33.500 Euro pro Quadratmeter betrug nach Angaben des Gutachterausschusses München der höchste Preis, der 2023 für eine Eigentumswohnung bezahlt wurde – deutlich weniger als der letztjährige Rekordwert von 41.550 Euro pro Quadratmeter. Es handelte sich um einen Neubau mit rund 280 Quadratmetern Wohnfläche in bester Lage. Auch der im Bestand verbriefte Spitzenwert (19.400 Euro/m2) lag weit unter dem von 2022.
18,6 Mio. Übernachtungen registrierte München im vergangenen Jahr. Damit besuchten so viele Menschen wie noch nie die bayerische Landeshauptstadt. Es sei das erfolgreichste Tourismusjahr seit Beginn der Aufzeichnungen im Jahr 1912 gewesen. Die meisten München-Touristen kommen aus den USA (fast 1,3 Millionen Übernachtungen). Mit deutlichem Abstand folgen Italien, Großbritannien und Österreich.

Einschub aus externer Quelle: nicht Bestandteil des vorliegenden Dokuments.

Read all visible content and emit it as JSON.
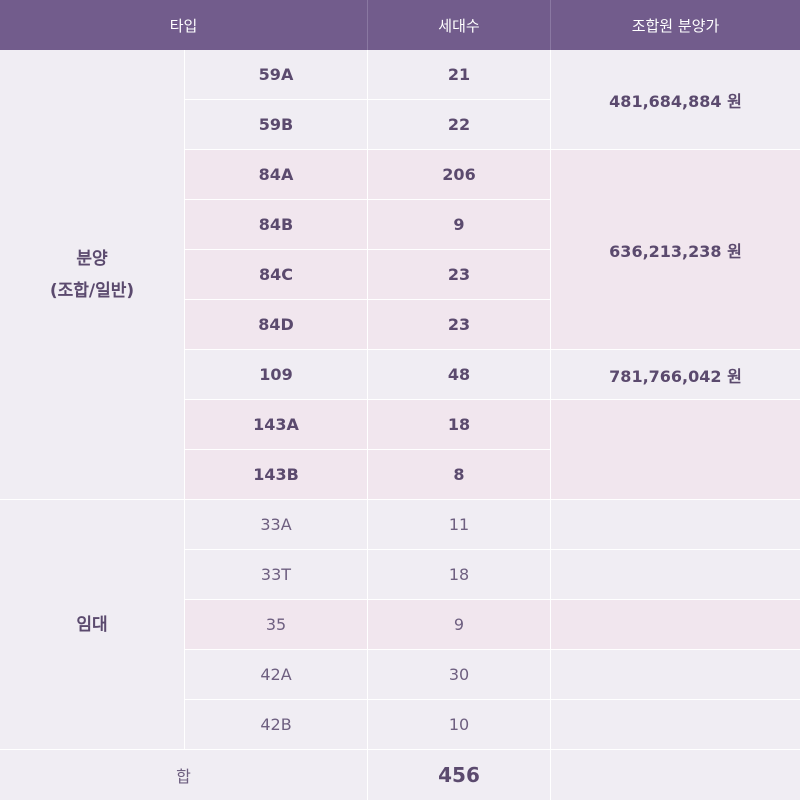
{
  "header": {
    "type": "타입",
    "households": "세대수",
    "price": "조합원 분양가"
  },
  "categories": {
    "sale_line1": "분양",
    "sale_line2": "(조합/일반)",
    "rent": "임대"
  },
  "sale_rows": [
    {
      "type": "59A",
      "count": "21"
    },
    {
      "type": "59B",
      "count": "22"
    },
    {
      "type": "84A",
      "count": "206"
    },
    {
      "type": "84B",
      "count": "9"
    },
    {
      "type": "84C",
      "count": "23"
    },
    {
      "type": "84D",
      "count": "23"
    },
    {
      "type": "109",
      "count": "48"
    },
    {
      "type": "143A",
      "count": "18"
    },
    {
      "type": "143B",
      "count": "8"
    }
  ],
  "prices": {
    "p59": "481,684,884 원",
    "p84": "636,213,238 원",
    "p109": "781,766,042 원"
  },
  "rent_rows": [
    {
      "type": "33A",
      "count": "11"
    },
    {
      "type": "33T",
      "count": "18"
    },
    {
      "type": "35",
      "count": "9"
    },
    {
      "type": "42A",
      "count": "30"
    },
    {
      "type": "42B",
      "count": "10"
    }
  ],
  "footer": {
    "label": "합",
    "total": "456"
  },
  "colors": {
    "header_bg": "#725c8c",
    "body_bg": "#f0edf3",
    "highlight_bg": "#f1e6ee",
    "text": "#5b4a6e"
  }
}
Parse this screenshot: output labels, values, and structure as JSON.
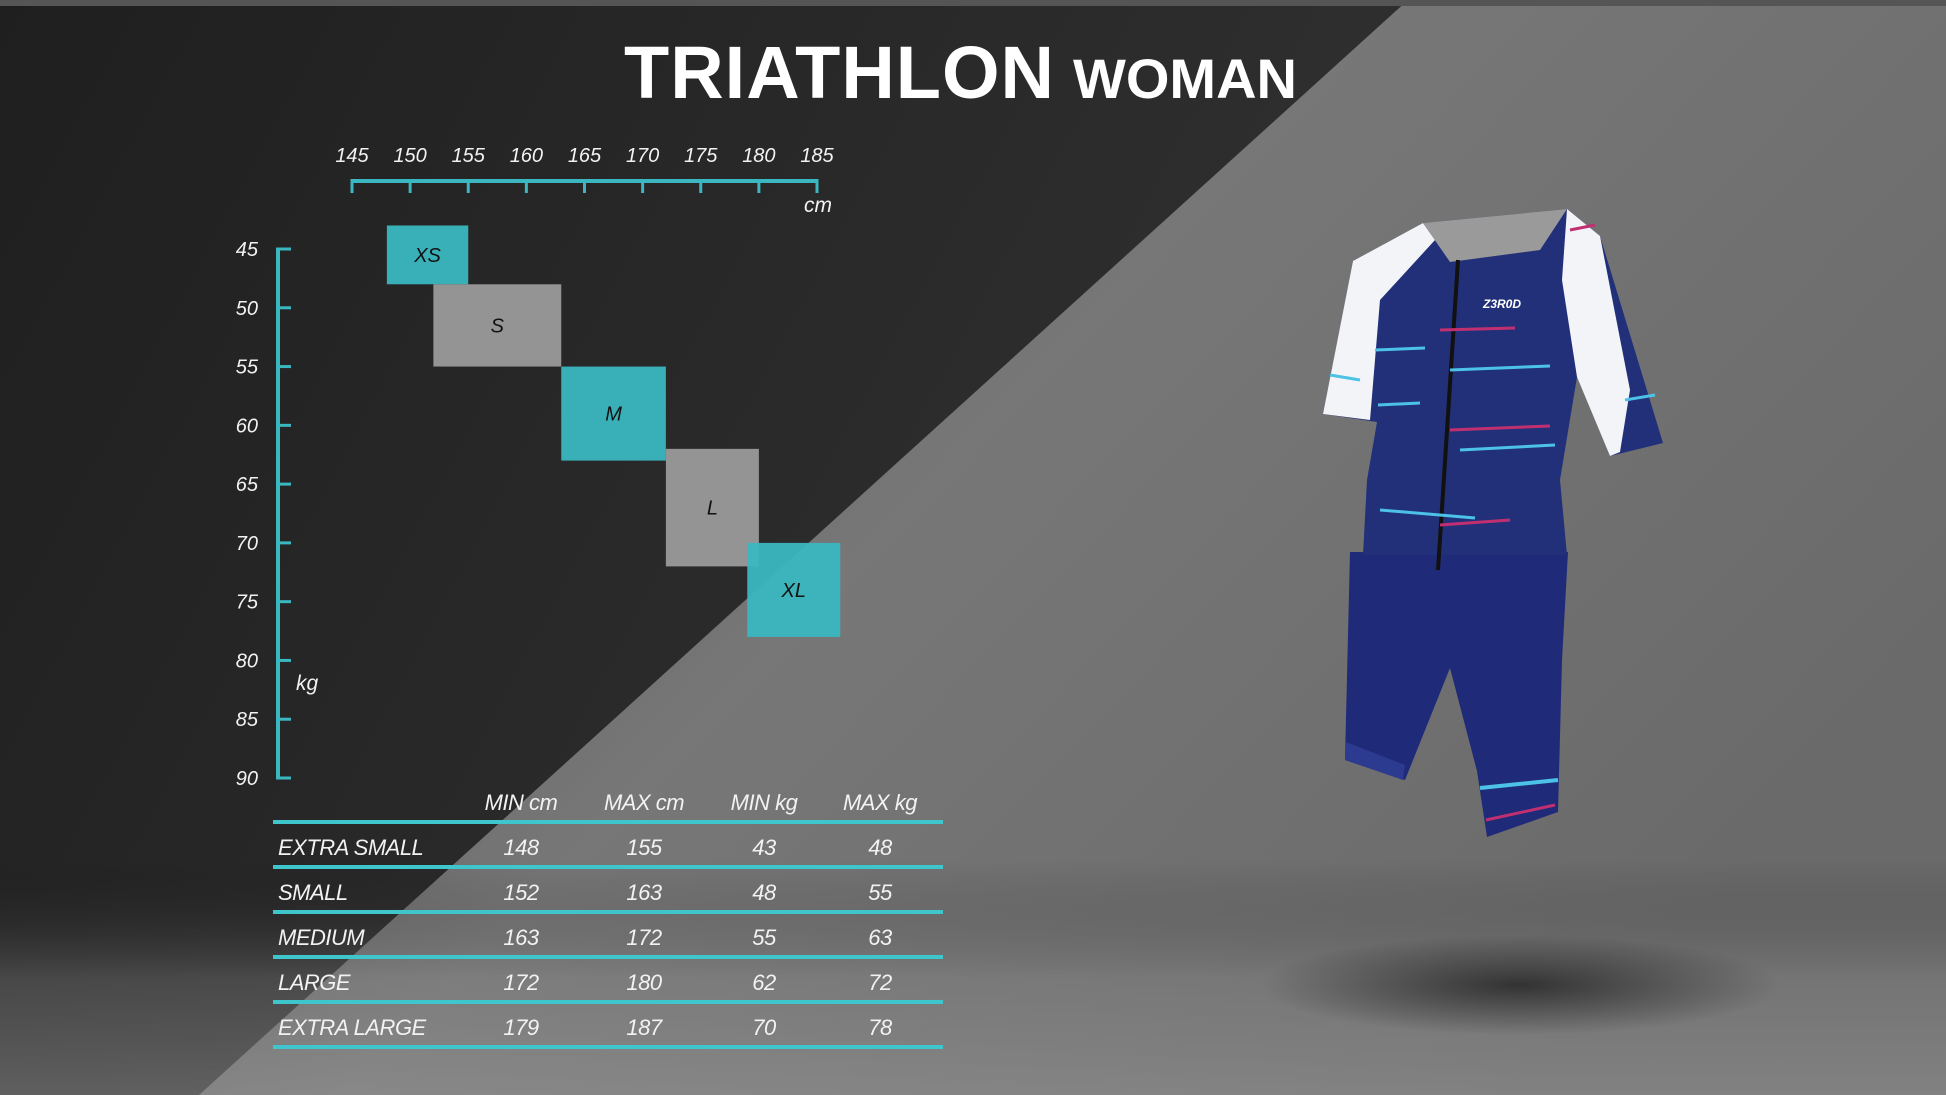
{
  "title": {
    "main": "TRIATHLON",
    "sub": "WOMAN"
  },
  "colors": {
    "accent": "#3ab7c0",
    "gray_box": "#9a9a9a",
    "background": "#262626",
    "suit_navy": "#1e2a6e"
  },
  "chart_data": {
    "type": "bar",
    "title": "",
    "xlabel": "cm",
    "ylabel": "kg",
    "xlim": [
      145,
      185
    ],
    "ylim": [
      45,
      90
    ],
    "x_axis_position": "top",
    "y_axis_inverted": true,
    "grid": false,
    "x_ticks": [
      "145",
      "150",
      "155",
      "160",
      "165",
      "170",
      "175",
      "180",
      "185"
    ],
    "y_ticks": [
      "45",
      "50",
      "55",
      "60",
      "65",
      "70",
      "75",
      "80",
      "85",
      "90"
    ],
    "boxes": [
      {
        "label": "XS",
        "x": [
          148,
          155
        ],
        "y": [
          43,
          48
        ],
        "color": "#3ab7c0"
      },
      {
        "label": "S",
        "x": [
          152,
          163
        ],
        "y": [
          48,
          55
        ],
        "color": "#9a9a9a"
      },
      {
        "label": "M",
        "x": [
          163,
          172
        ],
        "y": [
          55,
          63
        ],
        "color": "#3ab7c0"
      },
      {
        "label": "L",
        "x": [
          172,
          180
        ],
        "y": [
          62,
          72
        ],
        "color": "#9a9a9a"
      },
      {
        "label": "XL",
        "x": [
          179,
          187
        ],
        "y": [
          70,
          78
        ],
        "color": "#3ab7c0"
      }
    ]
  },
  "table": {
    "headers": [
      "",
      "MIN cm",
      "MAX cm",
      "MIN kg",
      "MAX kg"
    ],
    "rows": [
      [
        "EXTRA SMALL",
        "148",
        "155",
        "43",
        "48"
      ],
      [
        "SMALL",
        "152",
        "163",
        "48",
        "55"
      ],
      [
        "MEDIUM",
        "163",
        "172",
        "55",
        "63"
      ],
      [
        "LARGE",
        "172",
        "180",
        "62",
        "72"
      ],
      [
        "EXTRA LARGE",
        "179",
        "187",
        "70",
        "78"
      ]
    ]
  },
  "product": {
    "logo_text": "Z3R0D"
  }
}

6. Platz - dort befindet sich München im Vergleich von Mietwohnungen in Europa. Die von Studenten und jungen Berufstätigen genutzte Vermittlungsplattform Housing Anywhere hat die durchschnittlichen Mieten für Wohnungen, Studios und Zimmer in 28 Städten analysiert. Fazit: Während die Mieten in einigen deutschen Städten zuletzt etwas sanken, stiegen sie in München weiter an – für Wohnungen sogar um 9,4 Prozent. Diese kosten in der Isar metropole 1.860 Euro.
9.837 Wohnungen wurden 2023 im Stadtgebiet München fertiggestellt. Ein deutliches Plus (30,2 Prozent) gegenüber dem Vorjahr. Auch bei den Baugenehmigungen vermeldet das Statistische Amt einen Anstieg: 9.083 Wohnungen wurden im vergangenen Jahr genehmigt – ein Plus von 12,2 Prozent gegenüber 2022. Die durchschnittliche Wohnfläche je Neubauwohnung lag 2023 bei 71,9 Quadratmetern.